Beverly Hanstrom, president of Colorado Medical Waste, sees that mountain of medical waste as a prime opportunity for her company, which moved to Aurora from Lakewood in July.
“That’s where we wanted to be, right in the thick of things,” Hanstrom said from the company’s new headquarters near East 30th Avenue and Peoria Street.
The new site is less than a mile north of the campus, and Hanstrom is hoping that short jaunt up Peoria will make the company an attractive place for hospitals, doctor’s offices and bioscience companies looking to dispose of their waste.
And, in addition to their close proximity to several sources of medical waste, Hanstrom said the company has a new technology that reduces the volume of medical waste by about 90 percent, and does so in a more environmentally friendly way than most medical waste procedures.
The company recently installed a state-of-the-art machine that treats waste with ozone gas and grinds it up into a confetti-like substance, Hanstrom has nicknamed the hulking machine “Oz,” short for ozone.
The machine is rare, Hanstrom said, and nobody else in the state has one.
“We are introducing it to Colorado,” she said.
Most medical waste today is steam treated, then dumped into a landfill. Other wastes, including some from chemotherapy and other treatments, can’t be safely dumped in a landfill so it’s trucked to another state and incinerated. Burning the waste creates greenhouse gasses, and steaming it, while it renders it clean, doesn’t reduce the volume dumped into landfills, Hanstrom said.

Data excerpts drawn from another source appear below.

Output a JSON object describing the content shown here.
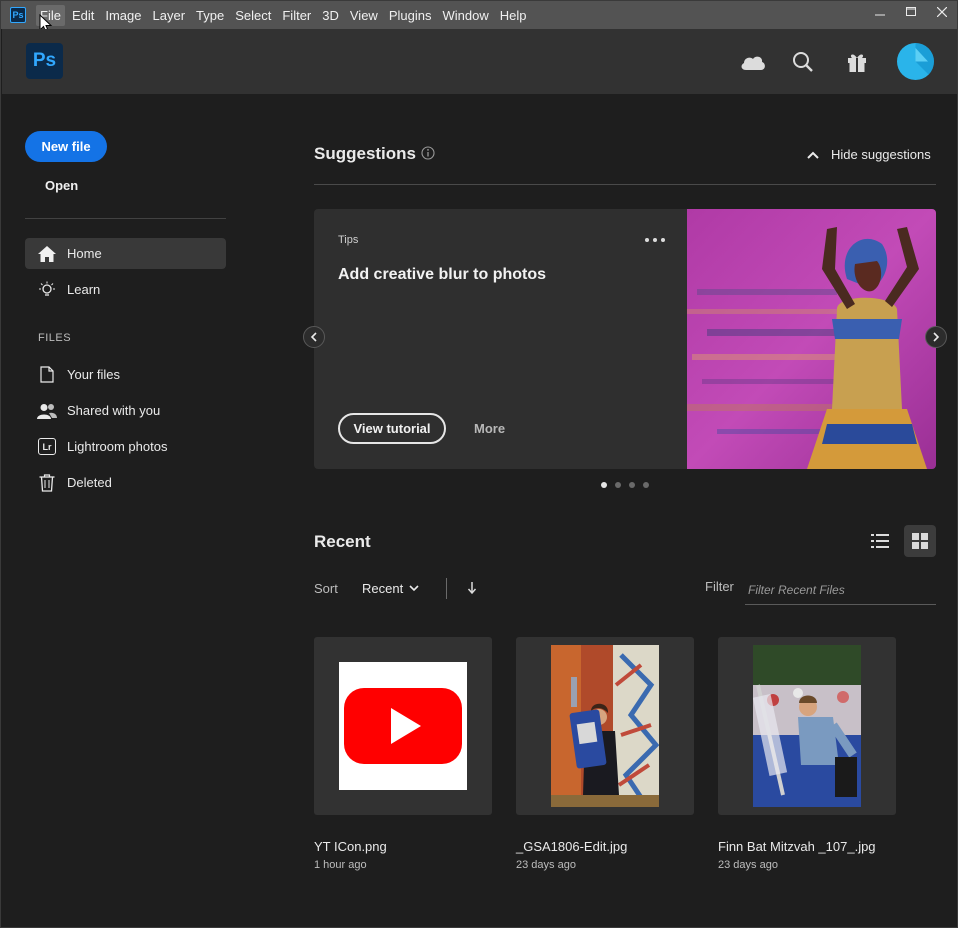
{
  "menubar": {
    "app_icon_text": "Ps",
    "items": [
      "File",
      "Edit",
      "Image",
      "Layer",
      "Type",
      "Select",
      "Filter",
      "3D",
      "View",
      "Plugins",
      "Window",
      "Help"
    ],
    "active_item": "File"
  },
  "header": {
    "logo_text": "Ps",
    "icons": [
      "cloud-icon",
      "search-icon",
      "gift-icon",
      "avatar"
    ]
  },
  "sidebar": {
    "new_file_label": "New file",
    "open_label": "Open",
    "items": [
      {
        "label": "Home",
        "icon": "home-icon",
        "selected": true
      },
      {
        "label": "Learn",
        "icon": "lightbulb-icon",
        "selected": false
      }
    ],
    "files_section_label": "FILES",
    "file_items": [
      {
        "label": "Your files",
        "icon": "document-icon"
      },
      {
        "label": "Shared with you",
        "icon": "people-icon"
      },
      {
        "label": "Lightroom photos",
        "icon": "lightroom-icon",
        "icon_text": "Lr"
      },
      {
        "label": "Deleted",
        "icon": "trash-icon"
      }
    ]
  },
  "suggestions": {
    "title": "Suggestions",
    "hide_label": "Hide suggestions",
    "card": {
      "label": "Tips",
      "title": "Add creative blur to photos",
      "primary_button": "View tutorial",
      "secondary_button": "More"
    },
    "page_count": 4,
    "active_page": 1
  },
  "recent": {
    "title": "Recent",
    "sort_label": "Sort",
    "sort_value": "Recent",
    "filter_label": "Filter",
    "filter_placeholder": "Filter Recent Files",
    "files": [
      {
        "name": "YT ICon.png",
        "time": "1 hour ago"
      },
      {
        "name": "_GSA1806-Edit.jpg",
        "time": "23 days ago"
      },
      {
        "name": "Finn Bat Mitzvah _107_.jpg",
        "time": "23 days ago"
      }
    ]
  },
  "colors": {
    "accent": "#1473e6",
    "ps_blue": "#31a8ff",
    "background": "#1e1e1e",
    "header": "#323232",
    "menubar": "#535353"
  }
}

Hanstrom said Colorado Medical Waste’s new technology not only reduces the volume by 90 percent, but it doesn’t have any emissions. The ozone gas breaks down into simple oxygen.

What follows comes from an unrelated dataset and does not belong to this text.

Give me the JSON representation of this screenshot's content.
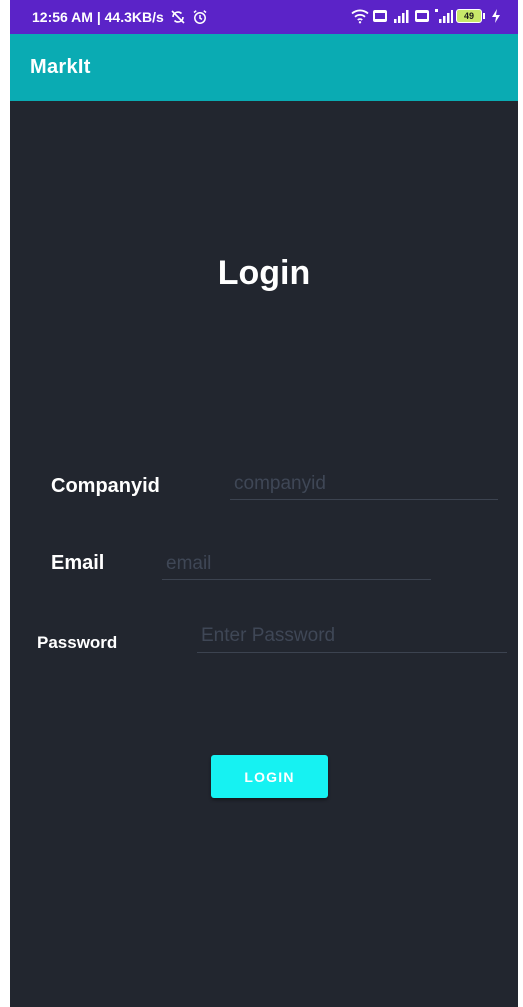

That also means there isn’t much of a smell associated with the process, she said, something that means the company can comfortably operate in a bustling urban setting, as opposed to miles away from the Anschutz Campus. “Medical waste facilities in the past have been outside of city limits because they are one disgusting smell,” she said.
The Oz machine emits a smell similar to the way the air smells after a rain storm, she said.

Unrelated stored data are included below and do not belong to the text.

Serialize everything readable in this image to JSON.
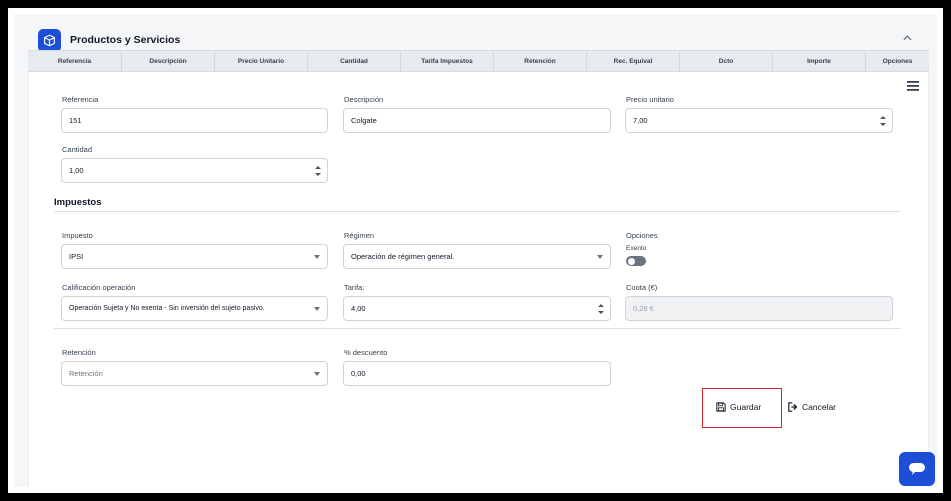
{
  "header": {
    "title": "Productos y Servicios",
    "logo_icon": "package-icon",
    "collapse_icon": "chevron-up-icon"
  },
  "toolbar": {
    "menu_icon": "hamburger-menu-icon"
  },
  "table": {
    "columns": [
      "Referencia",
      "Descripción",
      "Precio Unitario",
      "Cantidad",
      "Tarifa Impuestos",
      "Retención",
      "Rec. Equival",
      "Dcto",
      "Importe",
      "Opciones"
    ]
  },
  "form": {
    "referencia": {
      "label": "Referencia",
      "value": "151"
    },
    "descripcion": {
      "label": "Descripción",
      "value": "Colgate"
    },
    "precio_unitario": {
      "label": "Precio unitario",
      "value": "7,00"
    },
    "cantidad": {
      "label": "Cantidad",
      "value": "1,00"
    }
  },
  "impuestos": {
    "section_title": "Impuestos",
    "impuesto": {
      "label": "Impuesto",
      "value": "IPSI"
    },
    "regimen": {
      "label": "Régimen",
      "value": "Operación de régimen general."
    },
    "opciones": {
      "label": "Opciones",
      "exento_label": "Exento",
      "exento_checked": false
    },
    "calificacion": {
      "label": "Calificación operación",
      "value": "Operación Sujeta y No exenta - Sin inversión del sujeto pasivo."
    },
    "tarifa": {
      "label": "Tarifa:",
      "value": "4,00"
    },
    "cuota": {
      "label": "Cuota (€)",
      "value": "0,28 €"
    }
  },
  "extras": {
    "retencion": {
      "label": "Retención",
      "value": "Retención"
    },
    "descuento": {
      "label": "% descuento",
      "value": "0,00"
    }
  },
  "actions": {
    "save_label": "Guardar",
    "save_icon": "floppy-disk-icon",
    "cancel_label": "Cancelar",
    "cancel_icon": "sign-out-icon"
  },
  "colors": {
    "accent": "#1d4ed8",
    "highlight_border": "#d62828",
    "table_header_bg": "#e7eaee"
  }
}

One thing is for sure, there is plenty of medical waste — which includes things like used syringes, pharmaceutical containers and even some radioactive waste generated by chemotherapy treatments — coming out of Anschutz every day.
At Children’s Hospital Colorado alone, Elizabeth Whitehead, a spokeswoman for the hospital, said the hospital has generated more than 100,000 pounds of medical waste from the start of the year through July. That figure breaks down to more than a pound of waste for everyday a patient spends at Children’s.
In addition to working with local hospitals, doctor’s offices and bioscience companies, Hanstrom said Colorado Medical Waste will have services for people who generate medical waste at home. That means patients like diabetics who have lots of syringes that need to be disposed. One of the rooms at the new facility at 3131 Oakland St. is dedicated for those types of dropoffs.
Today, Hanstrom said some patients struggle with disposing of their medical waste, particularly their sharps, so she hopes to offer a place where people can safely dispose of those items.
Hanstrom said the company has six employees today, and plans to grow that number substantially after the “Oz” machine is up and running, hopefully sometime later this month.